Triple negative breast cancer (TNBC) is a subtype of breast cancer with high invasiveness and the worst prognosis. Immunotherapy has demonstrated significant potential in its treatment. However, the response rate remains unsatisfactory. In this work, we prepared multifunctional theranostic nanoplatforms (P-R@P/U-V) with synergetic ferroptosis and photothermal therapy (PTT) in improving TNBC tumor microenvironment for improving local treatment in situ, and synergistic anti-programmed cell death-ligand 1 (PD-L1) immunotherapy to prevent distant metastasis.
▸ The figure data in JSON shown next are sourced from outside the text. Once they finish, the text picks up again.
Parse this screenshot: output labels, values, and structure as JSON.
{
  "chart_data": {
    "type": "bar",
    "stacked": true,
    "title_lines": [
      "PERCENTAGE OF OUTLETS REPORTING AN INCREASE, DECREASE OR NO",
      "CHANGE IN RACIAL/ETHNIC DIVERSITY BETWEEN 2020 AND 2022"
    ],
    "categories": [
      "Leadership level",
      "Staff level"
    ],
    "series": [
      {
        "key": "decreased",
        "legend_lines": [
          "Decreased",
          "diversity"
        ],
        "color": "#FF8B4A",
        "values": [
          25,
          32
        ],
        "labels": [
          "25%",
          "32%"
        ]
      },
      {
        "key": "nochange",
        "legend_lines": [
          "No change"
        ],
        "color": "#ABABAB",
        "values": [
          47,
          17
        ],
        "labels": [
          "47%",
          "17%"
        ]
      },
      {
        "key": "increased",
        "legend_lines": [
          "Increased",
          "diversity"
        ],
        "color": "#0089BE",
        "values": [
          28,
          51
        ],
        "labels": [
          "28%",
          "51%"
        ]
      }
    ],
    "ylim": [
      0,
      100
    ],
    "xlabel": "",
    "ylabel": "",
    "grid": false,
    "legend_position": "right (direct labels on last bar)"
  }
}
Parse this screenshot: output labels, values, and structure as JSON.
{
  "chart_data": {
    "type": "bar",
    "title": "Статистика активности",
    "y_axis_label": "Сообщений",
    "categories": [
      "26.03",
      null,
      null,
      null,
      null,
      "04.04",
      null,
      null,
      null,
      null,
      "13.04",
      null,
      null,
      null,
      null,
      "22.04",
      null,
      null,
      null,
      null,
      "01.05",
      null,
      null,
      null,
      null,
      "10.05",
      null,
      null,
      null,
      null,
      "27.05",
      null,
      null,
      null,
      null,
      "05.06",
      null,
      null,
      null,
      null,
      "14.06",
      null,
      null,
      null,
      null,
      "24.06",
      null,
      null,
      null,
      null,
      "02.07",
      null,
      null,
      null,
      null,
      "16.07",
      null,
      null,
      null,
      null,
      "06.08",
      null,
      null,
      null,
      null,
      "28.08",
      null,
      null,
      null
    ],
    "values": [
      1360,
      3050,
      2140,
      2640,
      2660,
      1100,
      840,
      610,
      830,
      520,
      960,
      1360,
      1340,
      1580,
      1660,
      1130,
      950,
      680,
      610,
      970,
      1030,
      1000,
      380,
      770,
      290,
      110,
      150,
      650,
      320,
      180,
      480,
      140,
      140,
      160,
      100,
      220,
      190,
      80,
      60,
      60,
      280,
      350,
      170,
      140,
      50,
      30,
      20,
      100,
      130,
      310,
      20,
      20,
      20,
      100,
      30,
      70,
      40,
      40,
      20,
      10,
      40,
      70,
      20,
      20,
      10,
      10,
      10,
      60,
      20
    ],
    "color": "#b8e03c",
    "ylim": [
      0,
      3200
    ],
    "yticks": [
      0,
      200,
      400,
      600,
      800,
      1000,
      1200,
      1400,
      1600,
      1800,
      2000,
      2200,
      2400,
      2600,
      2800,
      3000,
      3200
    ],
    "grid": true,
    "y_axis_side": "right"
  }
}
With P-R@P/U-V, real-time monitoring of the specific distribution in tumors is possible due to the greatly improved ultrasound imaging (US), photoacoustic imaging (PAI), and magnetic resonance imaging (MRI) capabilities. Moreover, P-R@P/U-V has excellent photothermal conversion ability. Whereas PTT killed TNBC cells after laser irradiation, the liquid–gas phase transition not only improved US but also triggered controllable release of RSL3 in situ, enhancing ferroptosis of TNBC cells. Besides, the release of tumor-associated antigens (TAAs) increased via PTT and ferroptosis, strongly stimulating T cell activation, dendritic cell maturation, and anti-tumor cytokine secretion. The lung metastases of TNBC were significantly inhibited following the combined use of P-R@P/U-V and PD-L1 inhibitors. The multimodal and multifunctional nanoplatforms demonstrated excellent effects in early diagnosis and synergistic treatment of TNBC. This represents a novel strategy based on local treatment for additional enhanced anti-PD-L1 immunotherapy, with high clinical application prospects.